Moms who are breastfeeding should increase their calories to 450 to 500 more calories a day. She should try to have a good diet that is rich in fatty acids and DHA and not contaminated and can supplement her diet with vitamins if needed.

LactMed is the resource for helping moms know what medications are safe while breastfeeding.  If moms are taking amphetamines, chemotherapy drugs, ergotamines and statins she should not be nursing her infant. There is concern if the mom has had radioactive exposure as well.

Hospitals can make a change in breastfeeding being initiated and terminated early. There is a ten steps to successful breastfeeding program that is recommended that they follow. But only 80% of the US hospitals are not following these guidelines. Giving pacifiers to newborns- which is being done 40% of the time and should only be limited to specific medical conditions for pain relief-  is known to lower breastfeeding rates as well as limiting length of time at the breasts- which is being done 58% of the time in most US hospitals. 30% of the hospitals are supplementing with formula with newborns! And 66% of the hospitals gave supplemental formula to the breastfeeding moms.  In fact only 3.5% of US hospitals meet 9 of the 10 steps! Moms and babies need to be able to be together for breastfeeding in the first hour, even if born surgically by cesarean birth.

The AAP does recommend the use of a pacifier after 3 to 4 weeks of age to decrease SIDS. They do recommend Vitamin K but after breastfeeding is done is fine- as long as it is given in the first six hours. They do recommend Vitamin D after discharge of the hospital. They do not recommend fluoride until six months and then limited in the first three years if the water is not fluoridated in their communities.

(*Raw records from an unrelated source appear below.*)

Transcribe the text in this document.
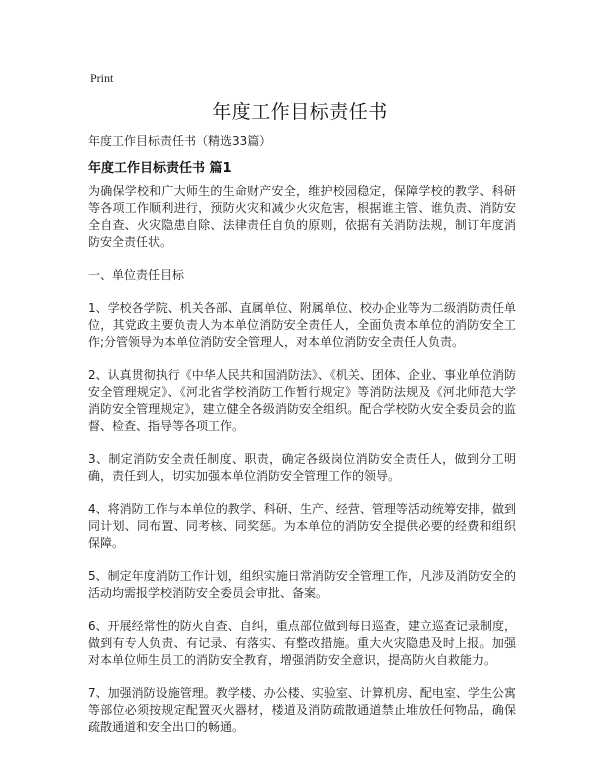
Print
年度工作目标责任书
年度工作目标责任书（精选33篇）
年度工作目标责任书 篇1

为确保学校和广大师生的生命财产安全，维护校园稳定，保障学校的教学、科研等各项工作顺利进行，预防火灾和减少火灾危害，根据谁主管、谁负责、消防安全自查、火灾隐患自除、法律责任自负的原则，依据有关消防法规，制订年度消防安全责任状。

一、单位责任目标

1、学校各学院、机关各部、直属单位、附属单位、校办企业等为二级消防责任单位，其党政主要负责人为本单位消防安全责任人，全面负责本单位的消防安全工作;分管领导为本单位消防安全管理人，对本单位消防安全责任人负责。

2、认真贯彻执行《中华人民共和国消防法》、《机关、团体、企业、事业单位消防安全管理规定》、《河北省学校消防工作暂行规定》等消防法规及《河北师范大学消防安全管理规定》，建立健全各级消防安全组织。配合学校防火安全委员会的监督、检查、指导等各项工作。

3、制定消防安全责任制度、职责，确定各级岗位消防安全责任人，做到分工明确，责任到人，切实加强本单位消防安全管理工作的领导。

4、将消防工作与本单位的教学、科研、生产、经营、管理等活动统筹安排，做到同计划、同布置、同考核、同奖惩。为本单位的消防安全提供必要的经费和组织保障。

5、制定年度消防工作计划，组织实施日常消防安全管理工作，凡涉及消防安全的活动均需报学校消防安全委员会审批、备案。

6、开展经常性的防火自查、自纠，重点部位做到每日巡查，建立巡查记录制度，做到有专人负责、有记录、有落实、有整改措施。重大火灾隐患及时上报。加强对本单位师生员工的消防安全教育，增强消防安全意识，提高防火自救能力。

7、加强消防设施管理。教学楼、办公楼、实验室、计算机房、配电室、学生公寓等部位必须按规定配置灭火器材，楼道及消防疏散通道禁止堆放任何物品，确保疏散通道和安全出口的畅通。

It is noted that the growth of a breastfed baby is different than their formula fed counterpart.  The recommendation is to use the WHO growth chart.

It notes that the role of the pediatrician can make or break the breastfeeding relationship. They encourage pediatricians to hand out breastfeeding supportive material and assist the mom in helping to breastfeed. They suggest this role is not one for the other employees but that the doctor herself be supportive in this way postpartum. Ironically they suggest they follow evidence based information!

And they make a final plea to businesses to be supportive of breastfeeding. They encourage mother baby friendly worksites and share that the added benefit to their employees are worth their effort in doing so. For every $1 invested in supporting this work environment they get $2 to $3 in return!  There is mention of the acts that promote reasonable break times for nursing moms and places outside of a bathroom in order to pump.

In conclusion is makes me sad to be in a urban area with great resources that still do not support breastfeeding properly. The hospitals in our area all fall short of being a mother baby friendly hospital. Pediatricians in our area still do not regard breastfeeding much differently than just a different way to feed our babies.

I do not think our government is truly promoting this effort. I do not think that it has changed much in my area at all. I wish the AAP would really promote this along with the government in ads that show during prime time- showing the risks of formula feeding in full truth without regard to a back lash!